Vendredi 15 juillet, 8h50.
Je monte dans le bus qui relie Nelson à Vancouver.
Le trajet dure environ douze heures.
Arrivée prévue à 21h30.

Inventaire :
Une biche à l’orée d’une fôret.
Le panneau « Wild Life Corridor – Drive Slow ».
Le vert profond des forêts, des lacs.
La banderole « Enfants disparus » affichée dans le hall d’une station de bus où nous faisons une halte.
Les motels à l’américaine.
Les restaurants : « 50’s Dinner ».
Les panneaux « Ice Cream ».
À la pause déjeuner, la serveuse du restaurant ne décolle pas les pieds du sol et court en marchant, si bien qu’on dirait qu’elle patine à petits pas.
La brume qui envahit Coquihalla.
À Kelowna, l’heure et demie d’attente de voyageurs en transfert.
Arrivée à 23h au beau milieu de Vancouver.

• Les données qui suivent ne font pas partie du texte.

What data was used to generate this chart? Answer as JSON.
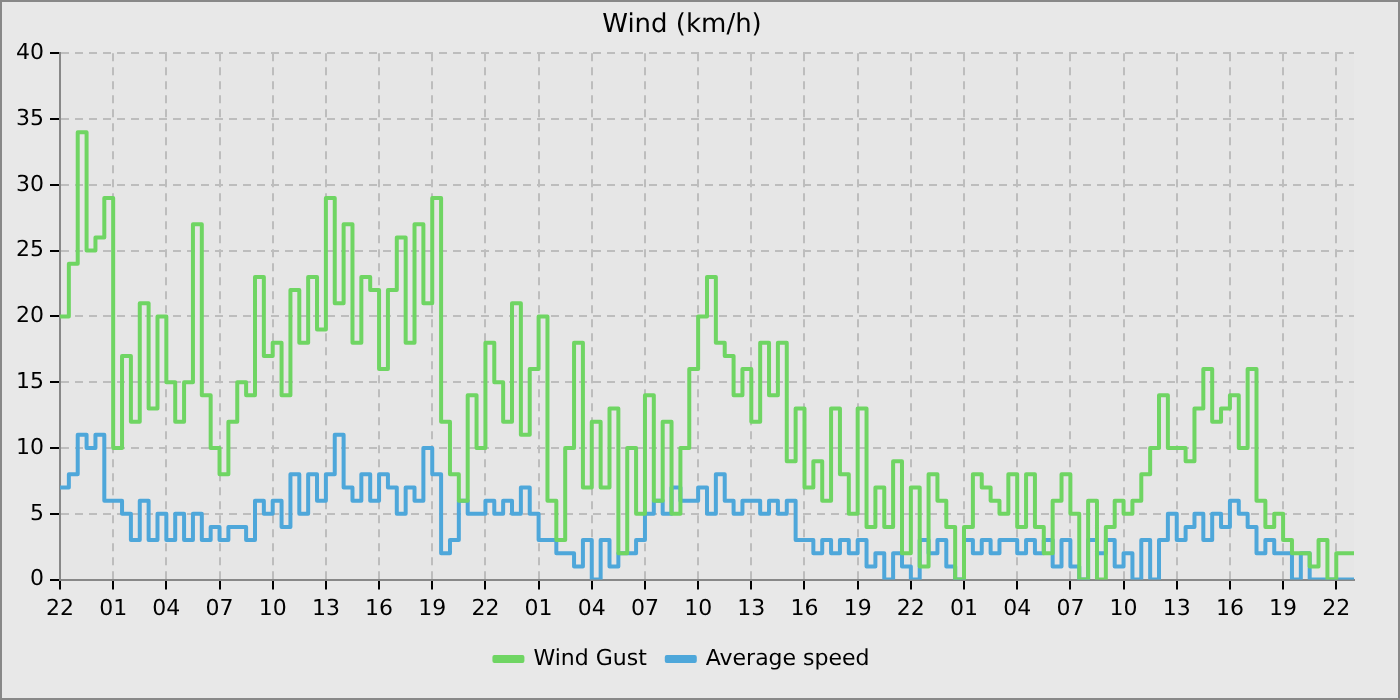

Et dans toutes ces petites choses…
Près de Conkle Lake.
Parc Provincial.
Du bord de la route jusqu’aux sommets.
Des arbres noirs, nus, morts, par milliers. Les troncs, comme une armée réduite au silence, se tiennent droits. Sinistre traversée. Paysage dramatique.
Le cœur change de rythme.
Sort de lui-même.
Suit les rivières qui coulent parmi les arbres de cendre.
Cherche l’explication. L’espoir. Le vert.
Des conversations balbutient.
Selon le chauffeur, il y aurait eu un feu l’an dernier.
Un tapis d’herbes et de fleurs sauvages reprend sa place au pied des fantômes sacrés.